Bringing about long-term change in clients' communicative behaviour - skills,
attitudes, feelings - may be the most challenging part of any fluency therapist's
work. In order to achieve this, therapists need to activate and stimulate
cliënts' motivation to change.
In this lecture we look into a number of
evidence-based frameworks and models that provide fluency therapists with some
guidance to increase clients' motivation to adjust fluency-related behaviours,
attitudes and emotions. We address social cognitive theory (Bandura), transtheoretical
model (Prochaska & DiClemente), self-determination theory (Deci &
Ryan), motivational interviewing (Miller & Rollnick), and solution-focused
practice (De Shazer & Berg). For each of these frameworks our goal is to
filter out concrete suggestions that may help therapists in motivating their
clients to change.
Courtney T. Byrd
Affiliation: University of Texas, Austin, USA & Michael and Tami Lang Stuttering Institute, USA, ECSF
Title: The clinical utility of self disclosure for people who stutter.

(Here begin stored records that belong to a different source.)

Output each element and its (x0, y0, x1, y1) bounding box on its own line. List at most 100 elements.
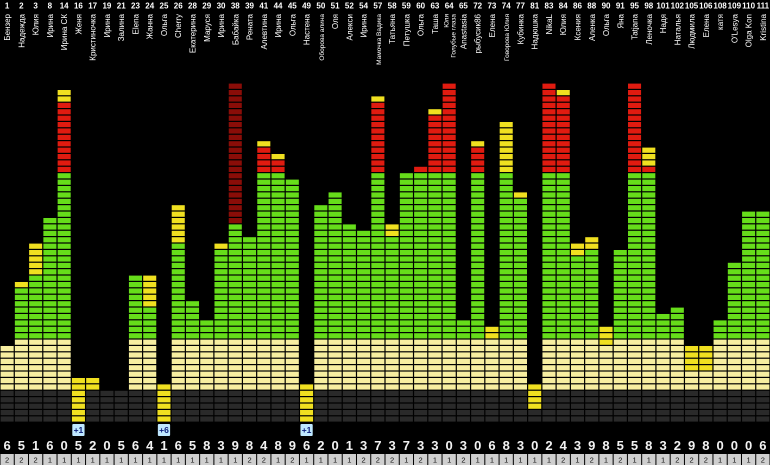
column-cell (471, 378, 485, 384)
column-cell (371, 192, 385, 198)
column-cell (228, 224, 242, 230)
column-cell (371, 390, 385, 396)
column-cell (285, 410, 299, 416)
column-cell (656, 416, 670, 422)
column-cell (185, 352, 200, 358)
column-cell (399, 403, 413, 409)
column-name: Olga Kon (745, 14, 754, 47)
column-cell (171, 403, 185, 409)
column-cell (257, 397, 271, 403)
column-cell (399, 378, 413, 384)
column-cell (699, 371, 713, 377)
column-cell (727, 365, 741, 371)
column-cell (128, 416, 142, 422)
column-cell (499, 230, 513, 236)
column-cell (713, 371, 727, 377)
column-cell (428, 122, 442, 128)
column-cell (628, 384, 642, 390)
column-cell (642, 160, 656, 166)
column-name: Таша (431, 13, 440, 33)
column-cell (371, 102, 385, 108)
column-cell (257, 166, 271, 172)
column-cell (43, 230, 57, 236)
column-cell (471, 179, 485, 185)
column-cell (385, 275, 399, 281)
column-cell (399, 218, 413, 224)
column-cell (385, 262, 399, 268)
column-cell (371, 403, 385, 409)
column-cell (114, 390, 128, 396)
column-cell (357, 269, 371, 275)
column-cell (43, 346, 57, 352)
column-cell (727, 282, 741, 288)
column-cell (656, 314, 670, 320)
column-cell (513, 275, 527, 281)
column-cell (14, 365, 28, 371)
column-cell (57, 211, 71, 217)
column-number-cell (271, 0, 285, 11)
column-cell (371, 122, 385, 128)
column-cell (357, 320, 371, 326)
column-cell (756, 320, 770, 326)
column-cell (599, 397, 613, 403)
column-cell (513, 390, 527, 396)
column-score: 6 (303, 438, 310, 453)
column-cell (328, 314, 342, 320)
column-cell (699, 390, 713, 396)
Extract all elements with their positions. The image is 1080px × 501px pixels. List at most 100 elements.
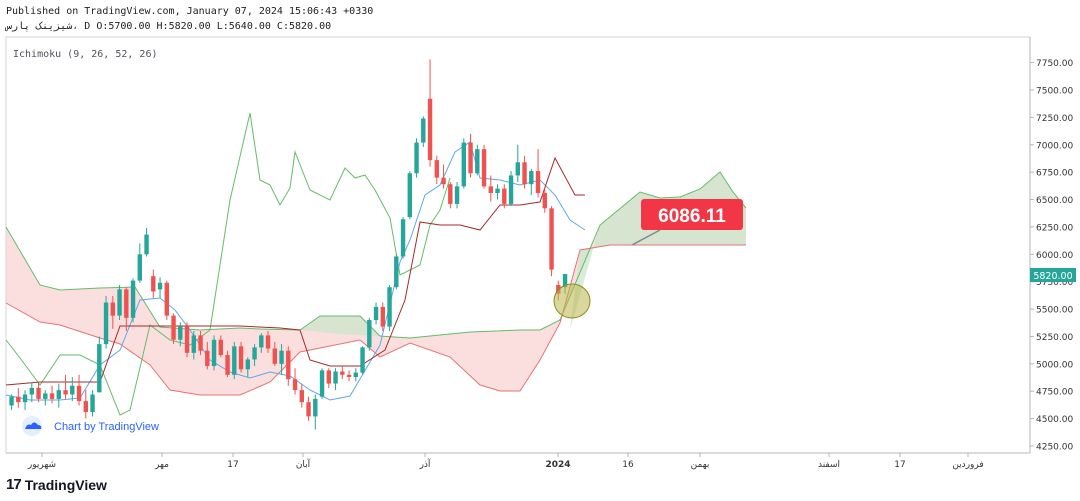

Courtney T. Byrd, Ph.D., is Professor at The University of
Texas. Her research interests include the study of speech-language
contributions to childhood stuttering and the development of innovative
treatment and clinical training tools. Her research laboratory received
an endowment in 2012 and was renamed the Dr. Jennifer and Emanuel Bodner
Developmental Stuttering Laboratory.
In 2014, the Michael and Tami Lang Stuttering Institute was established
as a distinct endowed institute dedicated to excellence in clinical
research for which Dr. Byrd serves as the founding Director.
She is also Vice President for Research and Continuing Education for The Stuttering Foundation. Dr. Byrd
has published her research in a variety of journals, several book
chapters, and presented nationally and internationally
Self-disclosure and voluntary stuttering can positively alter listener perceptions. During this lecture a review is presented of a series of recently published studies that demonstrate that voluntary stuttering and self-disclosure are among the most beneficial therapy strategies, not strictly from the perspective of clinicians, but more importantly from the perspective of persons who stutter. She discusses and demonstrates that these strategies are only effective when used in distinct ways.